Photo by: Anko Stoffels
Spotlight

‘Doing something good for the world’

| Rik Visschedijk

Marcel Belt (56) calls himself Chief Soap Officer at his business The Green Soap Company. The Business Administration alumnus has been paving the road to success with his sustainable and environmentally friendly soap since 2015. These days, the company earns four million euros in revenue. Being a true family man, he was inspired by his three daughters to make his part of the world a bit better.

Belt only became an entrepreneur five years ago. After graduating in 1988, he spent twenty-five years working for such multinationals as Unilever and Reckitt Benckiser. While he was stationed in Mexico for Reckitt, where he was responsible for the marketing of healthcare and cleaning products, his wife suddenly passed away in 2005. ‘With three girls aged 1, 3 and 5, I thought to myself: ‘what now?’’ Belt says. ‘Reckitt freed up a position for me as General Manager Netherlands. I am still grateful for that.’

Three promises

With his Green Soap products, Marcel Belt makes three promises: ‘The natural aromas smell fresh, they are great to clean with and both the products and their packaging are completely environmentally friendly.’ Belt: ‘Our products are both sustainable and fantastic to work with. With this, we set ourselves apart from other sustainable cleaning products. Those often require you to compromise in some way.’

In 2014, while Belt was working at Douwe Egberts, he decided to take some time off. ‘I wanted to spend more time with my family,’ he says. ‘We had always had an au pair, but by the time my oldest daughter Mila turned fifteen, that was no longer the ideal solution. So I quit my job.
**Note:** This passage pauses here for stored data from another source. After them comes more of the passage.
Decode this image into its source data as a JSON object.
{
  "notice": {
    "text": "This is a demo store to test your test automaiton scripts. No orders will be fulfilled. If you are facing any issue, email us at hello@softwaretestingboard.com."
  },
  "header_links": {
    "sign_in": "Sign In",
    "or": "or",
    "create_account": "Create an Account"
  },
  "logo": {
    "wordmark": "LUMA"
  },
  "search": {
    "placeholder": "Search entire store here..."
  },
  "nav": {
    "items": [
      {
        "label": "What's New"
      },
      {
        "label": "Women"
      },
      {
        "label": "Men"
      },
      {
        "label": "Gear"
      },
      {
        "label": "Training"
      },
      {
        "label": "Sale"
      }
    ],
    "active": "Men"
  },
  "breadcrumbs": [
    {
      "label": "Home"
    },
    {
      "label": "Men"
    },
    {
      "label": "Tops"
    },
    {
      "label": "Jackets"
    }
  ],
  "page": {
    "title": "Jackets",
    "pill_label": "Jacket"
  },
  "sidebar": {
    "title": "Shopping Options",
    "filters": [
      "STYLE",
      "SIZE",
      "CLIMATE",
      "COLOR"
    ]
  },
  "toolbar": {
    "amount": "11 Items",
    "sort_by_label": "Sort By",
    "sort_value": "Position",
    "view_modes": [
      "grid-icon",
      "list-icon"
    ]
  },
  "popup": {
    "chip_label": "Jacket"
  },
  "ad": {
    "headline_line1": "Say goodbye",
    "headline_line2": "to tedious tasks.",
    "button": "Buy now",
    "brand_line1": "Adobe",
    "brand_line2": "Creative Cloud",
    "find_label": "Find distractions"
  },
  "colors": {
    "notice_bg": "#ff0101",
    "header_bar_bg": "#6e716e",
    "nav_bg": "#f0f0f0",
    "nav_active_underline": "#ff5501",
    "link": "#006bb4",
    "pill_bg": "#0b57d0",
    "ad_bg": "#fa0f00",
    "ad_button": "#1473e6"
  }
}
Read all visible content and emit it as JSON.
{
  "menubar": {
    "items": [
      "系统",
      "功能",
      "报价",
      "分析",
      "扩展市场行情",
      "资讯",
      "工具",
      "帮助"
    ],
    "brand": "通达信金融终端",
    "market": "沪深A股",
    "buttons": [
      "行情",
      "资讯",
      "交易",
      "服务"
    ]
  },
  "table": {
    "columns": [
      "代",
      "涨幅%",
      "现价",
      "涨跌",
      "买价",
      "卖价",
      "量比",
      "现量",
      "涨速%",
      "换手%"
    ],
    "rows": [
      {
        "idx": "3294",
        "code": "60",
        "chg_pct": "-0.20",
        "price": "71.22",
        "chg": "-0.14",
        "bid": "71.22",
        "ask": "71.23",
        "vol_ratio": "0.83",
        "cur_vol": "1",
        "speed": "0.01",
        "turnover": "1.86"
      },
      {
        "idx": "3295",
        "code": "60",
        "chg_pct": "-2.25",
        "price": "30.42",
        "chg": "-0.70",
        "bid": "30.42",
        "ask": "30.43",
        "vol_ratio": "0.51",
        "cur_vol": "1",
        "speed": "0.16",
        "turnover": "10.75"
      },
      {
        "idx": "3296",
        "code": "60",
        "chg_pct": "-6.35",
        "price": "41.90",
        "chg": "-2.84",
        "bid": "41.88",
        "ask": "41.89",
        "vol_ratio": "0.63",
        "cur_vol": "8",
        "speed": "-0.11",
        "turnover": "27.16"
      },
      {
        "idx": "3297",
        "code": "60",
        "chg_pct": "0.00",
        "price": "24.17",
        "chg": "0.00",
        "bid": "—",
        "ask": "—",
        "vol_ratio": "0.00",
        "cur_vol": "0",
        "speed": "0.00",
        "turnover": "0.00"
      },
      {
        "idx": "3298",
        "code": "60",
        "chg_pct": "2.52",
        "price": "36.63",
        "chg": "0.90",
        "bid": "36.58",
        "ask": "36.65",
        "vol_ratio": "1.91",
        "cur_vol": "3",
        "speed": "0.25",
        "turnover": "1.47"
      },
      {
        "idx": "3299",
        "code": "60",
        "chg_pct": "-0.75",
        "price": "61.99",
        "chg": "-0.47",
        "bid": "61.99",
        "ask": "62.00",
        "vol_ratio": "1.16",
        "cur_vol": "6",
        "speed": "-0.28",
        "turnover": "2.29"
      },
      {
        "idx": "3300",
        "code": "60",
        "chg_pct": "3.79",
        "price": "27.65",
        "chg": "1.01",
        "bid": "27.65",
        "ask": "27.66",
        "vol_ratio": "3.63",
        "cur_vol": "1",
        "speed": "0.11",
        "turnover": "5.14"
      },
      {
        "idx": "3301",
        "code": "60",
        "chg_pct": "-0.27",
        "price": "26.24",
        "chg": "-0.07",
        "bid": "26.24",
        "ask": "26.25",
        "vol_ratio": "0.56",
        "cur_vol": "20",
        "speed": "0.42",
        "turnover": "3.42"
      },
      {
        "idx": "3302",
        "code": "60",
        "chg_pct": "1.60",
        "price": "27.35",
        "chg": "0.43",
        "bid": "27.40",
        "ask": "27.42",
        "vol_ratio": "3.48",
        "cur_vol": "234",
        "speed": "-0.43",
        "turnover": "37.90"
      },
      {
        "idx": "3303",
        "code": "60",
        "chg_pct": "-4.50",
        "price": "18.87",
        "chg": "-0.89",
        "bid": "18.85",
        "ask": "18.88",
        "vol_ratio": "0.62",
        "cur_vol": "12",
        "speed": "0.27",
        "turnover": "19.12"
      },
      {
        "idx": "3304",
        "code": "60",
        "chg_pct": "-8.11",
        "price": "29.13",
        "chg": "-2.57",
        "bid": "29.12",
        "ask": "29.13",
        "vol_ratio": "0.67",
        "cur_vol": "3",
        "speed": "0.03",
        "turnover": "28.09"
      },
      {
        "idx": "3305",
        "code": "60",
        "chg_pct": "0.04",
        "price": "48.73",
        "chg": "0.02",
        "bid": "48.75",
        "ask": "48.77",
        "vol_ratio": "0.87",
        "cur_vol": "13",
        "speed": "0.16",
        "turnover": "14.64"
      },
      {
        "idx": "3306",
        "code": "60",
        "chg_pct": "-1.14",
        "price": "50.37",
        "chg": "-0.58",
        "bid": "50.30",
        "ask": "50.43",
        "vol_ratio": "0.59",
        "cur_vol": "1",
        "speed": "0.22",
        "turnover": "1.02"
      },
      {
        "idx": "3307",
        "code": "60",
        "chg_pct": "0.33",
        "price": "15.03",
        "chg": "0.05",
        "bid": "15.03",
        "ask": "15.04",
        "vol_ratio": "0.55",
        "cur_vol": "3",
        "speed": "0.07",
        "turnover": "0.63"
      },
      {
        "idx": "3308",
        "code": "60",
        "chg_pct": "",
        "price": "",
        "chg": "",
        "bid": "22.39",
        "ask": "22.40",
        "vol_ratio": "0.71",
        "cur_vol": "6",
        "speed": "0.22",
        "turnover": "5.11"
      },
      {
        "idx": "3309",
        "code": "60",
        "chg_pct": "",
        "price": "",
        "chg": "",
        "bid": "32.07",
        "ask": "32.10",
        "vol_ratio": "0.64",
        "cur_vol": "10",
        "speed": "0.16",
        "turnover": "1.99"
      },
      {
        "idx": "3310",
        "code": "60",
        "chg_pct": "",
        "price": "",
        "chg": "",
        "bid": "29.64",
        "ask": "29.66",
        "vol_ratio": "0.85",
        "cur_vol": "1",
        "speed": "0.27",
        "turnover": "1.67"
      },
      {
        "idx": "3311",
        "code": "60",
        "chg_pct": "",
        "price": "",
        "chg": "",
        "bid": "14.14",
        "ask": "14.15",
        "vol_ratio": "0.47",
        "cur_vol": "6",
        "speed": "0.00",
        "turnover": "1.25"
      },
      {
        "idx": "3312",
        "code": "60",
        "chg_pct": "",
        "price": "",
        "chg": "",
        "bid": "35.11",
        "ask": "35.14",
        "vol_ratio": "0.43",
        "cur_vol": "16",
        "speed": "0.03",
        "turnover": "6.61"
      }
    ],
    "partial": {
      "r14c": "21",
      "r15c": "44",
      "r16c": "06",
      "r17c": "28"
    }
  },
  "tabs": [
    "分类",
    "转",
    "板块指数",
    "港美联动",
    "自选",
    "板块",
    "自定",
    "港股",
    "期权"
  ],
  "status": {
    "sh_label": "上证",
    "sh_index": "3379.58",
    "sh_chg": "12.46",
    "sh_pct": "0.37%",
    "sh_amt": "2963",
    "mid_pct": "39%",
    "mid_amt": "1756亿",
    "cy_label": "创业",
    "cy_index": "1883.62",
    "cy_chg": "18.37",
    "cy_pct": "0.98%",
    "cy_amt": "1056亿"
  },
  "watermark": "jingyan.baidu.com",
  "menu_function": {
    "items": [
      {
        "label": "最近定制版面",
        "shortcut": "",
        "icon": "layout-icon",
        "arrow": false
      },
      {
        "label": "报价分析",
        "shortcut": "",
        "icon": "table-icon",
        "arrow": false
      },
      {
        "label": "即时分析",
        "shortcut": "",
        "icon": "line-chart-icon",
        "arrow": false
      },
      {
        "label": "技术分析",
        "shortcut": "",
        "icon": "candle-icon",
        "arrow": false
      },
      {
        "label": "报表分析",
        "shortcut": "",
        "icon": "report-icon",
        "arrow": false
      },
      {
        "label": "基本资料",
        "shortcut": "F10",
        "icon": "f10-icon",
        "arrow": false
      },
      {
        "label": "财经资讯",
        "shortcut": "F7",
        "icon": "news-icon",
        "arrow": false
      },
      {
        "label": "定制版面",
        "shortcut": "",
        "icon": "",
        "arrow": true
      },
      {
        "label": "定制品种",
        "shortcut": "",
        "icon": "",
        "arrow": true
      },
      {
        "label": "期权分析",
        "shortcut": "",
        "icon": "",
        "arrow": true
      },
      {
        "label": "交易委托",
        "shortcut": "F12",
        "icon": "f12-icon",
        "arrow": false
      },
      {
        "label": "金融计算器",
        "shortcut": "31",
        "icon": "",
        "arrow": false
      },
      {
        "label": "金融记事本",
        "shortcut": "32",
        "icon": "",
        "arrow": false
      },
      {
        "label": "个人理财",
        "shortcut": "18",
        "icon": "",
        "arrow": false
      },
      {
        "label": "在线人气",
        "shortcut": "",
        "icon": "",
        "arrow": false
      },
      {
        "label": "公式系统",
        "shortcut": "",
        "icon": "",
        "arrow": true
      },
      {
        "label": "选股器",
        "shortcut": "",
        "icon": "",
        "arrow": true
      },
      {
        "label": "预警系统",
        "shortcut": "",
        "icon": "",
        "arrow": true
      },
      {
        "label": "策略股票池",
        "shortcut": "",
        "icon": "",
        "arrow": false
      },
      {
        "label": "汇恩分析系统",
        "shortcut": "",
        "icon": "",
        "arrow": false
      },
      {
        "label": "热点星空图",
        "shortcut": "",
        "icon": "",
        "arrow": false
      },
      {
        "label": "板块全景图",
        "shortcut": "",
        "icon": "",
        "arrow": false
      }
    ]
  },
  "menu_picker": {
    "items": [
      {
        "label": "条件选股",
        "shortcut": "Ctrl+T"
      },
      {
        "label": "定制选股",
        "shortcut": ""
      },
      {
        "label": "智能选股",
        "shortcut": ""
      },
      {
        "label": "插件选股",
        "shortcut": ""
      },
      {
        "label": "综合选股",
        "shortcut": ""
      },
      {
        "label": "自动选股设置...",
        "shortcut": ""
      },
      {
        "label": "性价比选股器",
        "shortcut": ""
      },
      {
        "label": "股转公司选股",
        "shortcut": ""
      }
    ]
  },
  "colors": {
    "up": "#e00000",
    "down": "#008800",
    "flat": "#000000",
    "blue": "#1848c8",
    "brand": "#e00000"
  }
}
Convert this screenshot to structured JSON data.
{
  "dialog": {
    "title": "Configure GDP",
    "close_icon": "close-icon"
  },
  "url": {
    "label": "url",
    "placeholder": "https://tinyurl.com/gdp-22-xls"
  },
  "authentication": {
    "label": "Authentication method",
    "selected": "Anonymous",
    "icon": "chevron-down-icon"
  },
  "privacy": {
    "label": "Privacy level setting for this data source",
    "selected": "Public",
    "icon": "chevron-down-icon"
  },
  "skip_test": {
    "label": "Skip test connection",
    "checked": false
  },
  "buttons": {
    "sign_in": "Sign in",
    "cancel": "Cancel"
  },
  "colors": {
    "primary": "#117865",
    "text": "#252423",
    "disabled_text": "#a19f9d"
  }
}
I had saved some money over the course of my career, which I figured would last me around five years or so.’

‘Just think how many start-ups go under in the first five years’

Taking control

Still, he found it hard to let go completely. Friends and acquaintances set up their own businesses and asked Belt for advice. ‘At one point, I was helping others so often that it felt like I was in the back seat of a car. I told them to go left here or turn right there, but I was not actually in control myself. That's when I decided to set up my own company.’

The business was clear: cleaning products. ‘When it comes to cleaning products, I know what I'm talking about,’ Belt says. ‘If I can give young entrepreneurs one piece of advice, it would be to play a home game. Choose a sector that you are truly knowledgeable about. There is so much involved in running your own business. With my years of experience, I speak the language of buyers and suppliers, but also of the people who create the formula for the product. If you are a student at the UT and believe you have a golden idea, it is still advisable to work for a wonderful company for a while. Gain some experience first. Just think how many start-ups go under in the first five years. I see the same happening in the networking clubs I am now a member of. Being 56, I am not like most start-ups, of course. On the other hand, my age does give me a head start on all those young men and women.’

Enterprising mindset

Marcel Belt started his career at Unilever. ‘There were 3,500 applicants for twenty-five management trainee positions,’ he says. ‘After a five-round three-month-long selection procedure, I was hired. Fortunately for me, Unilever was looking for a different kind of people than usual at the time; they wanted to move away from the corporate mindset that you find in Amsterdam and Rotterdam. I also impressed them with my internship. As part of the UT's Developmental Science department, I went to Jakarta for Unilever. I had arranged the entire trip myself. Apparently, my enterprising mindset caught their attention.’

After a four-year period of internal training at Unilever, he finally got the foreign post he wanted. Belt left for Hungary. It was a tumultuous period in history. The Iron Curtain, which had separated Western and Eastern Europe for so long, had only recently been torn down. ‘There were cranes everywhere,’ Belt says. ‘More importantly, we got almost complete control over the marketing and sales of our products. There was no infrastructure to speak of, the entire country was in an uproar.’

Next, Belt was sent to Milan, where he was made responsible for the innovation programme in Europe. ‘That was a completely different job,’ he says. ‘Whereas I had enjoyed the freedom of pioneering in the east, I now found myself in a rigidly corporate environment in Milan. That's when I learned that multinationals can be very political organisations. If you have an idea, you must first present it to a level of management. If they like your idea, you get to present it to the next level of management. I quickly grew to detest that rigidity. Even back then, I believed actions speak louder than words.’

‘My daughters gave me the final push I needed’

Daughters

Belt felt right at home in an environment where he could be both a pioneer and an entrepreneur. His company, whose products bear his own first name and have images of his three daughters on their packaging, brings him joy. His daughters are important to him, Belt says. ‘Sustainability was always important to me, but my daughters gave me the final push I needed. Their generation seems to be more mindful of the world around them and they worry more about climate change. I want to do something about the unfairness, because my generation is the one who made a mess of things.  When I am gone, I do not want my daughters to remember me as the guy with the massive villa. I'd rather have them think of me as the father who did something good to make his part of the world a better place.’